Does a history of hypertensive disorders of pregnancy help predict future essential hypertension? Findings from a prospective pregnancy cohort study.

机构信息

Department of Internal Medicine, Royal Brisbane and Women's Hospital, Brisbane, Queensland, Australia.

出版信息

J Hum Hypertens. 2013 May;27(5):309-14. doi: 10.1038/jhh.2012.45. Epub 2012 Dec 6.

Abstract

Hypertensive disorder of pregnancy (HDP) is considered an important determinant in the prediction of future hypertension. The aim of this study is to examine whether HDP improves prediction of future hypertension, over prediction based on established risk factors measured during pregnancy. We used a community based cohort study of 2117 women who received antenatal care at a major hospital in Brisbane between 1981 and 1983 and had blood pressure assessed 21 years after the index pregnancy. Of these 2117 women, 193 (9.0%) experienced HDP and 345 (16.3%) had hypertension at 21 years postpartum. For women with HDP, the odds of being hypertensive at 21 years postpartum were 2.46 (95% CI 1.70, 3.56), adjusted for established risk factors including age, education, race, alcohol, cigarettes, exercise and body mass index. Addition of HDP did not improve the prediction model that included these established risk factors, with the area under the curve of receiver operator (AUROC) increasing from 0.710 to 0.716 (P-value for difference in AUROC=0.185). Our findings suggest that HDP is strongly and independently associated with future hypertension, and women who experience this condition should be counselled regarding lifestyle modification and careful ongoing blood pressure monitoring.
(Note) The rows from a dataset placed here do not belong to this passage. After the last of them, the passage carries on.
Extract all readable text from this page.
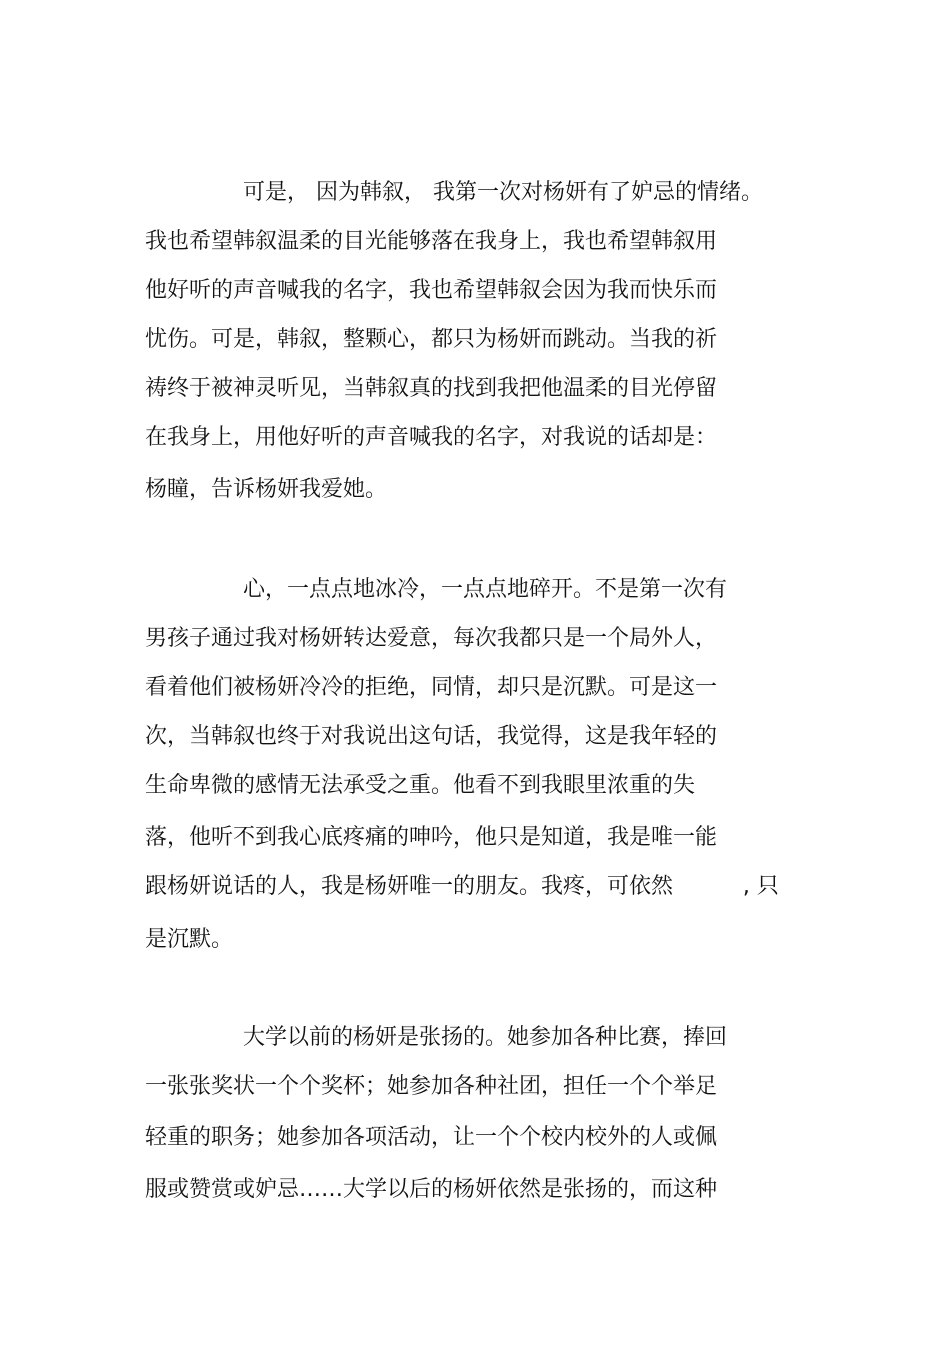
可是， 因为韩叙， 我第一次对杨妍有了妒忌的情绪。
我也希望韩叙温柔的目光能够落在我身上，我也希望韩叙用
他好听的声音喊我的名字，我也希望韩叙会因为我而快乐而
忧伤。可是，韩叙，整颗心，都只为杨妍而跳动。当我的祈
祷终于被神灵听见，当韩叙真的找到我把他温柔的目光停留
在我身上，用他好听的声音喊我的名字，对我说的话却是：
杨瞳，告诉杨妍我爱她。
心，一点点地冰冷，一点点地碎开。不是第一次有
男孩子通过我对杨妍转达爱意，每次我都只是一个局外人，
看着他们被杨妍冷冷的拒绝，同情，却只是沉默。可是这一
次，当韩叙也终于对我说出这句话，我觉得，这是我年轻的
生命卑微的感情无法承受之重。他看不到我眼里浓重的失
落，他听不到我心底疼痛的呻吟，他只是知道，我是唯一能
跟杨妍说话的人，我是杨妍唯一的朋友。我疼，可依然          , 只
是沉默。
大学以前的杨妍是张扬的。她参加各种比赛，捧回
一张张奖状一个个奖杯；她参加各种社团，担任一个个举足
轻重的职务；她参加各项活动，让一个个校内校外的人或佩
服或赞赏或妒忌……大学以后的杨妍依然是张扬的，而这种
However, the development of HDP during pregnancy does not improve our capacity to predict future hypertension, over risk factors identifiable at the time of pregnancy. This suggests that counseling regarding lifestyle modification and ongoing blood pressure monitoring might reasonably be provided to all pregnant and postpartum women with identifiable risk factors for future hypertension.

摘要

妊娠高血压疾病(HDP)被认为是预测未来高血压的重要决定因素。本研究旨在探讨 HDP 是否能改善基于妊娠期间测量的既定危险因素对未来高血压的预测,超过预测。我们使用了一项基于社区的队列研究,该研究纳入了 1981 年至 1983 年期间在布里斯班一家主要医院接受产前护理的 2117 名女性,这些女性在指数妊娠 21 年后接受了血压评估。在这 2117 名女性中,有 193 名(9.0%)患有 HDP,345 名(16.3%)在产后 21 年患有高血压。对于患有 HDP 的女性,在产后 21 年患有高血压的可能性为 2.46(95%CI 1.70,3.56),调整了包括年龄、教育、种族、酒精、香烟、运动和体重指数在内的既定危险因素。在包括这些既定危险因素的预测模型中加入 HDP 并不能改善预测模型,曲线下面积的接收者操作(AUROC)从 0.710 增加到 0.716(AUROC 差异的 P 值=0.185)。我们的研究结果表明,HDP 与未来高血压密切相关,独立相关,患有这种疾病的女性应接受生活方式改变和持续血压监测的咨询。然而,妊娠期间 HDP 的发生并不能提高我们预测未来高血压的能力,超过了妊娠时可识别的危险因素。这表明,对于有未来高血压风险的所有怀孕和产后女性,合理的建议是进行生活方式改变和持续血压监测。